Si miramos con atención, escuchamos, observamos a las personas de ahí e incluso prestamos atención al silencio, encontramos que desde la ausencia está más lleno de vida que de olvido.
La playa de Cuyutlán en Colima, un lugar que puede capturar a los amantes del mar, de las historias y de pasarla bien. Para llegar a este lugar solo toman unas tres horas de camino, de Guadalajara hacia Colima, y en un rincón, sobre la carretera, encontraremos este pueblo, un pueblo hecho de las personas que lo habitan, de su calidez y de su mar abierto y su arena oscura, un pueblo hecho de las pequeñas tiendas y los hotelitos, y un pueblo que guarda en su memoria y en su presente la historia de los salineros que obtienen de sus aguas la sal, una sal pura y tradicionalmente hecha.
A simple vista lo notamos corroído por los años, desgastado, sin nada por lo cual maravillarnos más que por su playa, pero si miramos con atención, escuchamos, observamos a las personas de ahí e incluso prestamos atención al silencio, encontramos que desde la ausencia está más lleno de vida que de olvido.

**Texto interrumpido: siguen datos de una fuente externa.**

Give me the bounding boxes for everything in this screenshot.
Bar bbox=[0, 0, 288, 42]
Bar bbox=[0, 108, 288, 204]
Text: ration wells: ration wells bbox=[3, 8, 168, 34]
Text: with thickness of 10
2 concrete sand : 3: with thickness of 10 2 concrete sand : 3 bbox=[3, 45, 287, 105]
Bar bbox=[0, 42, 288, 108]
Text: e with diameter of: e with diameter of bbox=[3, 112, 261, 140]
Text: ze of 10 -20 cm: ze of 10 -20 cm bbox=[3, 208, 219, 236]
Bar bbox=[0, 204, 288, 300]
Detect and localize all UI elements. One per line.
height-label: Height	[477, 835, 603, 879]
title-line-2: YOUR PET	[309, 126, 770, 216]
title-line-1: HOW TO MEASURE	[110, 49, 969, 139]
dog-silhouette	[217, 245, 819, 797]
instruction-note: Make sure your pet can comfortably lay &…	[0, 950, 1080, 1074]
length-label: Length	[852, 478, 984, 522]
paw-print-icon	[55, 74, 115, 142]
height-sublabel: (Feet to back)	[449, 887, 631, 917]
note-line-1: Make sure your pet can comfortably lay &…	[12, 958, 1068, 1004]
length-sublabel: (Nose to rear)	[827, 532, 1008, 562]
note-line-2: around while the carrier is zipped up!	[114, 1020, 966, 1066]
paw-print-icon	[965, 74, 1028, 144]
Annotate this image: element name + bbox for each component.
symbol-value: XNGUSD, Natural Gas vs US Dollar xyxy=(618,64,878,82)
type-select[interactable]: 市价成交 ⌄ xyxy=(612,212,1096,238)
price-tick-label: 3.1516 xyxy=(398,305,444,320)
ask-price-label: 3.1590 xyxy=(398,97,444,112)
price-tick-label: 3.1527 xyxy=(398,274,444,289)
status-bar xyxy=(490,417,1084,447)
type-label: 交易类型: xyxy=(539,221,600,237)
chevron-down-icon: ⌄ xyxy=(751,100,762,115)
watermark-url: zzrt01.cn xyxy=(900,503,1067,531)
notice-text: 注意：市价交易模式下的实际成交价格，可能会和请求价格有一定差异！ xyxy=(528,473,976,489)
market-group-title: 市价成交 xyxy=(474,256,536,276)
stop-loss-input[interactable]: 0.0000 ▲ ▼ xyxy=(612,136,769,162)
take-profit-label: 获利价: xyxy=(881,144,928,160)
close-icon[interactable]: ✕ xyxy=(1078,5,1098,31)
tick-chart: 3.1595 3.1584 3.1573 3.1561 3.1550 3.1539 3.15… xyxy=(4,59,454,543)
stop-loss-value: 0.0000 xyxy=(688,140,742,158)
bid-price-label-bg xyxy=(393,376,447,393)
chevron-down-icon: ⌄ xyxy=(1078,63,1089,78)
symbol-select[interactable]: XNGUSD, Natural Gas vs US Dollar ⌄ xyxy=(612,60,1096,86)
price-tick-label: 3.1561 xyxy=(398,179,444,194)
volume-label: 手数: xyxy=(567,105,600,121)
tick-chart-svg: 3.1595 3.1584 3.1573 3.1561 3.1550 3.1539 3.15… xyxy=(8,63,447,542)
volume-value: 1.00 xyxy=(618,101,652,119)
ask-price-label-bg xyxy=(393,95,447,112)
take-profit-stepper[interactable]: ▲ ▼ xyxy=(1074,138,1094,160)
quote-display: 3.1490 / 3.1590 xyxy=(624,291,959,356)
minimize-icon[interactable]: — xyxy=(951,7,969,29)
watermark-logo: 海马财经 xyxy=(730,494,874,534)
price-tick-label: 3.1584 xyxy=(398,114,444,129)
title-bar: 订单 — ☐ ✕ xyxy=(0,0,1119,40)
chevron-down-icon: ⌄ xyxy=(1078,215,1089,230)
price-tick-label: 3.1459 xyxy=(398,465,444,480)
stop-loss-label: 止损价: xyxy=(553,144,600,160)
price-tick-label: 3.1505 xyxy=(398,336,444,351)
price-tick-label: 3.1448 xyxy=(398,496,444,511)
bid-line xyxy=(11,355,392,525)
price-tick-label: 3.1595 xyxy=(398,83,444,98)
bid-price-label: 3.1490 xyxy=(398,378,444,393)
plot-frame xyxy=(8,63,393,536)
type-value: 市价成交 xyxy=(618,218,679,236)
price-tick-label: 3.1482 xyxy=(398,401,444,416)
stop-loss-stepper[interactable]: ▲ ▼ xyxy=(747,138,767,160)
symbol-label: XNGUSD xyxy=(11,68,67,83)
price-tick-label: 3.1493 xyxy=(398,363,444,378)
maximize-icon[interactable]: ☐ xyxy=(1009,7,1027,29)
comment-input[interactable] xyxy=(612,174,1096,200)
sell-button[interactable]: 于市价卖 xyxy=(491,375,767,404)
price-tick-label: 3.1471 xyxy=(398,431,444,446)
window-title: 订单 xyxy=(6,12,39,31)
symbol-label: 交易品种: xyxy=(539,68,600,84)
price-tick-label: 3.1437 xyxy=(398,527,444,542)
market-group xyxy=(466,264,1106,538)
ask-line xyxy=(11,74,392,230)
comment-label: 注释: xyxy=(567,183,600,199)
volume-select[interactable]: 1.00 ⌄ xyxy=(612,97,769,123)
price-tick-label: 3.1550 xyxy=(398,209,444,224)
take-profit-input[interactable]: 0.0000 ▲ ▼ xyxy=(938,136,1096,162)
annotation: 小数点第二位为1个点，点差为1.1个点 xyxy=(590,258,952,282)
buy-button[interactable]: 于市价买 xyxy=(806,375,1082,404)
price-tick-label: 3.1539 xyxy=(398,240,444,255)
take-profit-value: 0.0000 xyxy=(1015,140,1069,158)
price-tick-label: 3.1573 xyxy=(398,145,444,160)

A donde volteemos veremos pequeños costales de sal que son vendidos, incluso en todos los pueblos de Colima y playas cercanas, y pocos saben que son producidas en Cuyutlán. Para esto, entre sus calles empedradas encontramos el Museo de la Sal, para conocer el proceso, y es el lugar que guarda el registro de este oficio, de su historia. Tanto Cuyutlán como el Museo, representan esta identidad colectiva que mantiene el orgullo de los salineros y de las personas de Cuyutlán, porque no solo por su mar podemos identificarlo, sino por las historias que se esconden y se mantienen latentes en cada grano de sal.